Sanskrit can be a bitch. What the hell are koshas? Why are they beneficial? To most of us the struggle is real in understanding what all of these Sanskrit terms mean. The koshas are the 5 “sheaths” that layer through the body. Somewhat similar to the chakra system, they armovefrom the outermost layer of the body and penetrate the spiritual core. When they are all workig in alignment, spirtual connectedness is at it’s peak. Dive in!
The Annamaya Kosha.
This Kosha is the outermost layer, or sheath, and comprises the gross physical body. It thrives off of nutrition and without proper nourishment cannot carry us through an asana practice. Although it is the most basic of the koshas, in my opinion it's also the most important because without physical strength through proper nourishment, we would not be able to commit wholeheartedly to a practice. For example, if we are continually eating foods that are causing harm and creating blockages and inflammation, we might find that we are tired, sluggish,and generally weak. This does not make for a successful yogi.
The Pranamaya Kosha.
The energy sheath is built up by breath. When we can successfully tap into the Pranamaya kosha, we are able to contain our focus. It is the life force, and governs everything inside our inner body, our metabolism, digestion, and nervous system. Through proper breath we can learn how to make larger movements into more subtle movements, and through this honing Wwe come closer to being able to command our bodies. In our practice, instead of wiping off every bead of sweat or adjusting every stray hair, these annoyances start to become just things that once bothered us, and now we can just let them be.
The Manomaya Kosha.
The Manomaya kosha acts like a container that holds all of our thoughts, their processes, our memories, and how we conceptualize and put together new thoughts. If we let it, and if we really delve into our past experiences, and the pain or pleasure they may have caused us, we can tap into profound healing. But in order to do this we need to let ourselves be vulnerable, we need to stop avoiding things that hurt us and just live life. When we finally decide not to let past experiences govern our future, we are on the path to developing spiritual and emotional maturity. For example, when I was dealing with anxiety I wouldn't drive my car because of one panic attack that I had previously while driving, but when I decided that enough was enough and I put my foot down and just drove without letting my thoughts get the best of me, I finally was able to conquer those scary thoughts.
The Vijnanamaya Kosha.
While the Manomaya Kosha governs our thoughts, the Vijnanamaya Kosha encompasses our intuition and higher consciousness. It is intellectual, governs our reason and rationale, and is highly spiritual. When we can tap into this kosha, we experience freedom from thoughts, actions, and negativity that does not serve us. Discomfort of any sort becomes an afterthought. As an example, when we are in meditation and are fully there in the moment, not distracted by anything around us, we are experiencing a breakthrough.
The Anandamaya Kosha.
The deepest level of the self, this is where we find bliss. But this is not the bliss we think of in today's society. This bliss comes from hard work and perseverance by work on all layers of our being. We have gotten through all of the thorny layers and have found fulfillment. We have transformed our thoughts from negative to positive and accepted pains that we have had in the past. Also, we have come to the conclusion that the spiritual journey does not stop, does not end, but rather is something that we will continue to experience throughout our lives. Just because we have succeeded in all the other koshas, does not mean our journey ends. Rather, it is just beginning. For example, spiritual teachers do not just say, yes I am enlightened and then forego their journey, they regard it as a stepping stone to achieve even greater things.

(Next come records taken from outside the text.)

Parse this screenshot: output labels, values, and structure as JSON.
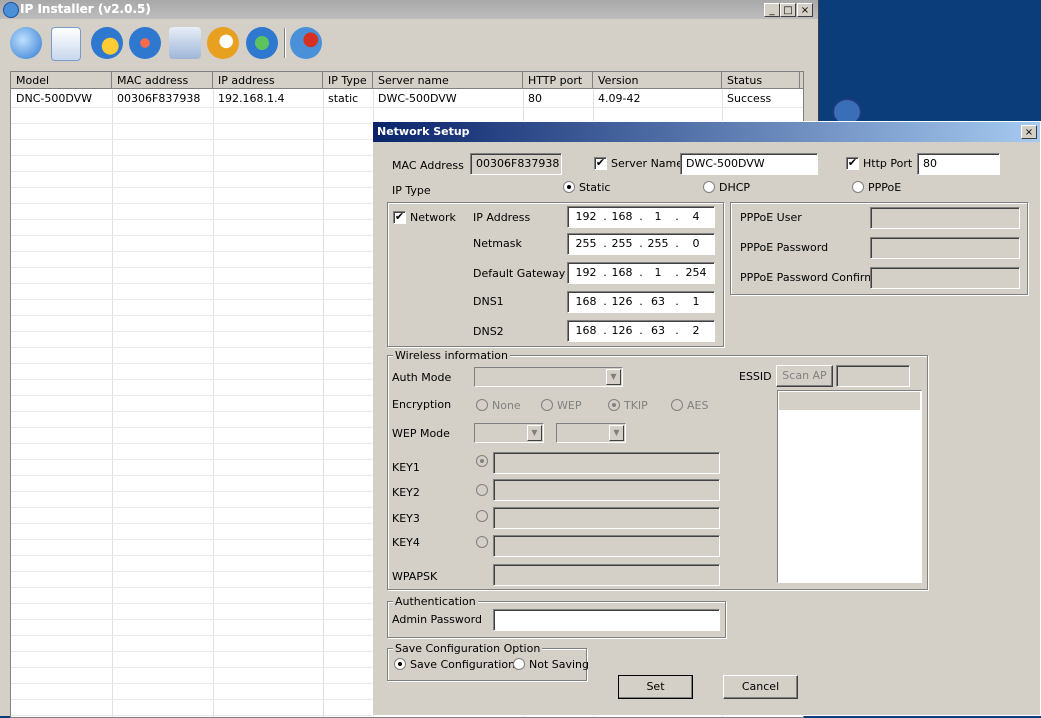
{
  "desktop": {
    "background": "#0a3d7a"
  },
  "main_window": {
    "title": "IP Installer (v2.0.5)",
    "caption_buttons": [
      "_",
      "□",
      "×"
    ],
    "toolbar_icons": [
      "search-icon",
      "refresh-icon",
      "settings-gear-icon",
      "tools-icon",
      "drive-icon",
      "camera-gear-icon",
      "upgrade-icon",
      "wrench-icon"
    ],
    "table": {
      "columns": [
        "Model",
        "MAC address",
        "IP address",
        "IP Type",
        "Server name",
        "HTTP port",
        "Version",
        "Status"
      ],
      "rows": [
        [
          "DNC-500DVW",
          "00306F837938",
          "192.168.1.4",
          "static",
          "DWC-500DVW",
          "80",
          "4.09-42",
          "Success"
        ]
      ]
    }
  },
  "dialog": {
    "title": "Network Setup",
    "close": "×",
    "mac_label": "MAC Address",
    "mac_value": "00306F837938",
    "server_name_label": "Server Name",
    "server_name_value": "DWC-500DVW",
    "http_port_label": "Http Port",
    "http_port_value": "80",
    "ip_type_label": "IP Type",
    "ip_type_options": [
      "Static",
      "DHCP",
      "PPPoE"
    ],
    "ip_type_selected": "Static",
    "network_label": "Network",
    "ip_fields": [
      {
        "label": "IP Address",
        "octets": [
          "192",
          "168",
          "1",
          "4"
        ]
      },
      {
        "label": "Netmask",
        "octets": [
          "255",
          "255",
          "255",
          "0"
        ]
      },
      {
        "label": "Default Gateway",
        "octets": [
          "192",
          "168",
          "1",
          "254"
        ]
      },
      {
        "label": "DNS1",
        "octets": [
          "168",
          "126",
          "63",
          "1"
        ]
      },
      {
        "label": "DNS2",
        "octets": [
          "168",
          "126",
          "63",
          "2"
        ]
      }
    ],
    "pppoe": {
      "user_label": "PPPoE User",
      "password_label": "PPPoE Password",
      "confirm_label": "PPPoE Password Confirm"
    },
    "wireless": {
      "legend": "Wireless information",
      "auth_mode_label": "Auth Mode",
      "encryption_label": "Encryption",
      "encryption_options": [
        "None",
        "WEP",
        "TKIP",
        "AES"
      ],
      "encryption_selected": "TKIP",
      "wep_mode_label": "WEP Mode",
      "keys": [
        "KEY1",
        "KEY2",
        "KEY3",
        "KEY4"
      ],
      "wpapsk_label": "WPAPSK",
      "essid_label": "ESSID",
      "scan_ap_label": "Scan AP"
    },
    "authentication": {
      "legend": "Authentication",
      "admin_password_label": "Admin Password"
    },
    "save_option": {
      "legend": "Save Configuration Option",
      "save_label": "Save Configuration",
      "not_saving_label": "Not Saving",
      "selected": "Save Configuration"
    },
    "set_label": "Set",
    "cancel_label": "Cancel"
  }
}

While all the Koshas have their importance for different reasons, the Annamaya kosha is the one that stands out to me. Probably because nutrition and proper diet is something that has fascinated me for my whole life. I truly believe that without proper nourishment, every aspect of our being is impaired. Our thoughts, our brain function, our physical body, none of these things can run properly without adequate nourishment.
To me, samadhi is the ability to go deep within all layers of the self and to know them inside and out. It is the integration of all aspects of our lives, our hopes and dreams, our trials and tribulations, our past experiences. But not just that, it is our ability to take all of those things and unify them. When we can manifest all of these things as one, we free ourselves and can awaken spiritually. We don't need to think about why something happened in the past, but rather we can take that and learn from it. We can take our guard down and know that we are enough. We are sufficient. And when we can reaffirm that knowledge within ourselves, we achieve oneness. I know that for myself, when I can let my guard down, not be overtaken by my fears, and really open my heart, I feel full. I fell like I am whole and one with myself. My speech flows freely, I exude love and joy, and I am happy. When I am in this space, my meditation is at its strongest. My diet is clean (which it generally is), and I am getting adequate rest and exercise. All of these things factor into me tapping into myself and opening up.